Tak lama, sampailah mereka di rumah Marta. Dengan bergegas Marta menuruni mobil Dimas, dan Dimas pun hanya memandangi Marta dalam diam. Saat itu, akhirnya mereka sempat melakukan kontak mata satu sama lain walau hanya beberapa detik. Kemudian, Dimas kembali menutup jendela kaca mobilnya dan berlalu.
Di depan pintu, terlihatlah Maya sedang memandanginya, entah sejak kapan dia berada di sana. Marta pun lantas beranjak menghampirinya.
"Kau di sini?" Tanya Marta kemudian.
"Apa Mas Dimas tidak berkunjung?" Tanya balik Maya.
"Kami baru saja pulang dari rumah sakit. Mungkin dia lelah dan ingin beristirahat, jadi langsung pulang ke rumahnya," jawab Marta.
Maya lantas hanya terdiam.
"Baiklah, ayo kita masuk," ucap Marta kemudian seraya mendorong kursi roda Maya masuk ke dalam rumah.
Besok adalah akhir pekan. Marta berencana untuk mengajak Maya pergi berziarah ke makam Wak Siti dan adik-adiknya. Namun, ia tak bisa pergi pagi-pagi karena harus ke rumah sakit untuk menangani salah satu pasien rawat inapnya. Marta pun memutuskan untuk pergi di sore hari.

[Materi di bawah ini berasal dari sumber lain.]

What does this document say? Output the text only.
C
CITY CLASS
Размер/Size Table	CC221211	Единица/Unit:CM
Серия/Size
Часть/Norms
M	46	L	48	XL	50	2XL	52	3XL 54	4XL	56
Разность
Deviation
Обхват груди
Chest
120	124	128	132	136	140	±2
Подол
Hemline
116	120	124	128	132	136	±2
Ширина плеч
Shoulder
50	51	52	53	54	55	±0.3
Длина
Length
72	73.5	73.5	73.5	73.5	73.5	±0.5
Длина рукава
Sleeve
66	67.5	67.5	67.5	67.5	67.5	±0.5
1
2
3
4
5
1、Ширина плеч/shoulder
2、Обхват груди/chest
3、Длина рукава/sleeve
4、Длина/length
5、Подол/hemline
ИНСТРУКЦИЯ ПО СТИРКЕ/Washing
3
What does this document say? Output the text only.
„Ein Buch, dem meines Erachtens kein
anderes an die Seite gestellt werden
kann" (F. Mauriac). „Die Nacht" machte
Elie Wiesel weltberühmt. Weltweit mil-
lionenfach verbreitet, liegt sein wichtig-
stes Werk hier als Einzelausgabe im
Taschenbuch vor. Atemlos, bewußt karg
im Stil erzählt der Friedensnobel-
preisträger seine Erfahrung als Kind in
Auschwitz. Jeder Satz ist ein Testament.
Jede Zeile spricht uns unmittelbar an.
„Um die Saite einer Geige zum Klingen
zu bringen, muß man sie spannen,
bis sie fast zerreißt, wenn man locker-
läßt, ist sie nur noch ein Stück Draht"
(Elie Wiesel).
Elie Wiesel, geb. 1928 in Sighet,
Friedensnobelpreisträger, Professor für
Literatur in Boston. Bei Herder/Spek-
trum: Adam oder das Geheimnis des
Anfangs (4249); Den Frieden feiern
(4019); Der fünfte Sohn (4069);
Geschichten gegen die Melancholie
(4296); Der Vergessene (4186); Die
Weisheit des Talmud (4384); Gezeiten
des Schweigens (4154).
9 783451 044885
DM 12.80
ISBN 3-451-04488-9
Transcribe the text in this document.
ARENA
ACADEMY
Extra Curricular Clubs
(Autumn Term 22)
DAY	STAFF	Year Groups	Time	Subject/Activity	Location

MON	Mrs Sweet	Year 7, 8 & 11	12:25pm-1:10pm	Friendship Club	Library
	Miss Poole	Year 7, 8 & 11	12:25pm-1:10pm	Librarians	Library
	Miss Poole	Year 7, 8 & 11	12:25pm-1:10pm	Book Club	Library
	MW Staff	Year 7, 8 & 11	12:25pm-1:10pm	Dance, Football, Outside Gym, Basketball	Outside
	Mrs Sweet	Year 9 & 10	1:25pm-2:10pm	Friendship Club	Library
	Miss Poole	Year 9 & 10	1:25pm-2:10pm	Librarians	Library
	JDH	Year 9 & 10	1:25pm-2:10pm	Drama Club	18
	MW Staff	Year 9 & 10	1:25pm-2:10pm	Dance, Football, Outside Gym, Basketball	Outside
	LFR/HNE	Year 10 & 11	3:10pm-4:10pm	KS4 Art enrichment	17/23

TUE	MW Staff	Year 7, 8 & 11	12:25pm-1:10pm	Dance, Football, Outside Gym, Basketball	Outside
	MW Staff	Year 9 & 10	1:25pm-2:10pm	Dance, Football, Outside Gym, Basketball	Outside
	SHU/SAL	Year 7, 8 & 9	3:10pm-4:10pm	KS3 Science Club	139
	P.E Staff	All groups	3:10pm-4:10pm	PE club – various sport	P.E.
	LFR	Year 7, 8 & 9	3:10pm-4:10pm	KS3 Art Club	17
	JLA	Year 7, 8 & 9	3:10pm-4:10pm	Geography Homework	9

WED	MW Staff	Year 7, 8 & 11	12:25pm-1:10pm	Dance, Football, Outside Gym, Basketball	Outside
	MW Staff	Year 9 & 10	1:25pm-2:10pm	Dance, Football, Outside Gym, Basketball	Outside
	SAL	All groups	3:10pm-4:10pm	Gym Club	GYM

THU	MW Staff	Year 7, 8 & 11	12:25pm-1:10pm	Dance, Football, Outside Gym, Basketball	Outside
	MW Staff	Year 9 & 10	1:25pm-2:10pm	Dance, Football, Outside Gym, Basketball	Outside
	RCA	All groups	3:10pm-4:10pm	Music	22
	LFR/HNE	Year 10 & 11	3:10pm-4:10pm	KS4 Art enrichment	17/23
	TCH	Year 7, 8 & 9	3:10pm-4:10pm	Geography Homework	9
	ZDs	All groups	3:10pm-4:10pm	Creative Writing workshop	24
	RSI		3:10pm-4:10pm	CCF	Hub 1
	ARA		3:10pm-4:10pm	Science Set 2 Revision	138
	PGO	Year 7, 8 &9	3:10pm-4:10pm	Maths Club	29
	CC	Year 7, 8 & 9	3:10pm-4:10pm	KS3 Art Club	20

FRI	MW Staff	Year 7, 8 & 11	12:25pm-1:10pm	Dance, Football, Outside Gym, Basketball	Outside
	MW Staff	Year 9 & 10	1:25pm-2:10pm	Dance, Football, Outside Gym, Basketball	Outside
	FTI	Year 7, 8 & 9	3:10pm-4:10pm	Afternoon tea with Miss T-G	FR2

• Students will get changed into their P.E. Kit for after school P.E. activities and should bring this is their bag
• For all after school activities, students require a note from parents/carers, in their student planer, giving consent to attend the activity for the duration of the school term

Saat itu, Marta hanya berangkat sendiri ke rumah sakit menggunakan angkutan umum. Entah mengapa, di akhir pekan begini ia masih harus datang ke rumah sakit, dan mengabaikan waktu liburnya bersama Maya. Tapi mau bagaimana lagi, inilah profesinya. Seorang dokter harus bisa melayani pasiennya dengan baik kapan dan di mana pun mereka butuhkan, karena tak ada orang sakit yang bisa memprediksi waktu.